This morning I spent some time with Tex.
We started by working on trailer loading. When Brett bought him four years ago, he was reluctant to load. But Brett used him regularly for trail rides and cattle work, and Tex got comfortable with the whole loading thing. But, he balked going to, and coming home from, the clinic last weekend. I've started working on this too -- I lead him to the trailer on a loose line and if he stops we back. I'm not forceful about it, but I am firm. Then we go forward again - which is much more relaxed. We practiced Thursday after I got home from work and we worked on it until he had loaded four times. After each successful time, I let him hand-graze next to the trailer for a few minutes. Today he loaded on the second try.

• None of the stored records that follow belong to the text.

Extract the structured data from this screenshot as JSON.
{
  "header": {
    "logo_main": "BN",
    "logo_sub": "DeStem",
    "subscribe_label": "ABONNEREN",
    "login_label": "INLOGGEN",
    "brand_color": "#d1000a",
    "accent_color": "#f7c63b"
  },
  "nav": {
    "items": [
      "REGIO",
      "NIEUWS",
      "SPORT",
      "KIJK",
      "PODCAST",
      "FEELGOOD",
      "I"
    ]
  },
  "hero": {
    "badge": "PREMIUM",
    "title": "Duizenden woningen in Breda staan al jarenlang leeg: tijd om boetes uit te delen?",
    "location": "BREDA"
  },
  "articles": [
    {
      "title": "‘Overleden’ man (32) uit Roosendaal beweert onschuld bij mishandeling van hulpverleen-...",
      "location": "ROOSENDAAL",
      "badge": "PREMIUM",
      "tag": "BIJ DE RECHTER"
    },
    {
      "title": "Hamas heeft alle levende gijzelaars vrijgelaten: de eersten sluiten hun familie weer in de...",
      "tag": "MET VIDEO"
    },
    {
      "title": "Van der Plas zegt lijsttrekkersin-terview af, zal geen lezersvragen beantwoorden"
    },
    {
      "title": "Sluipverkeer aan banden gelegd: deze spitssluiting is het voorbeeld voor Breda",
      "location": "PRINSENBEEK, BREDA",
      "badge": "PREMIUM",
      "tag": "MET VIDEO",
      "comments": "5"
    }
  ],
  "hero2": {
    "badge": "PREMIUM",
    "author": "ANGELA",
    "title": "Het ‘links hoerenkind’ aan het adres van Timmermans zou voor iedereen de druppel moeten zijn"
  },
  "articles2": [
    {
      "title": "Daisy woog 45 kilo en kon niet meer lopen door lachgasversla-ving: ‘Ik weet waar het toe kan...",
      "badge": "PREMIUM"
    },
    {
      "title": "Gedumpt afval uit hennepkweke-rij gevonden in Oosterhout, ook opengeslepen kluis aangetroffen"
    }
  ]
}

After a thorough grooming session, which he is enjoying more and more, I took him up to the dressage court. We reviewed having him line himself up at the mounting block and then I lunged him a bit. He offered some lovely trot; soft and fluid. When I do start riding him again, I'm going to have to make sure we figure out what makes him worry and brace.
Last, I took him back to the tie rail area and worked on him using the Masterson releases I've learned so far. I haven't completed the course yet -- I'm a little more than half way through.
I again started with the liver Meridian release and noted that pretty much all his tension is held in his neck and withers area. Excellent since I know most of the releases for those areas. The goal of the Masterson Method of massage is to alleviate soreness, strain and tension. The horse is an active participant in the process. After applying a technique, it is important to step away from the horse and let them process and give the release. Some horses lick and chew (Tex), some yawn (Lucy) and some shake.
After the liver Meridian, I work on the neck. This involves bending the horse's neck around, like you would in a carrot stretch, but in small increments as you move along each vertebrae. You also incorporate some gently movement at each step, to loosen the joint.
Next, is a head release. Lucy hates this one; she is very protective of her ears and doesn't like me messing around up there. She's getting better -- I only ask for a little bit. I thought Tex would resist as well, given how head shy he is, but he was actually much better than Lucy. He dropped his head for me and released.
Last, I worked on his shoulder blades. This involves three different techniques to release the scapula and the C7-T1 junction.
I still need to learn the how to work on the withers, the hind and the back.
The releases are difficult to describe in a blog and you really need to get the book or take the course (which is online and involves the book plus instructional videos). I think both this method and TTouch are good. The important thing is to find a method that you are comfortable using. For whatever reason, this method is a better fit with me.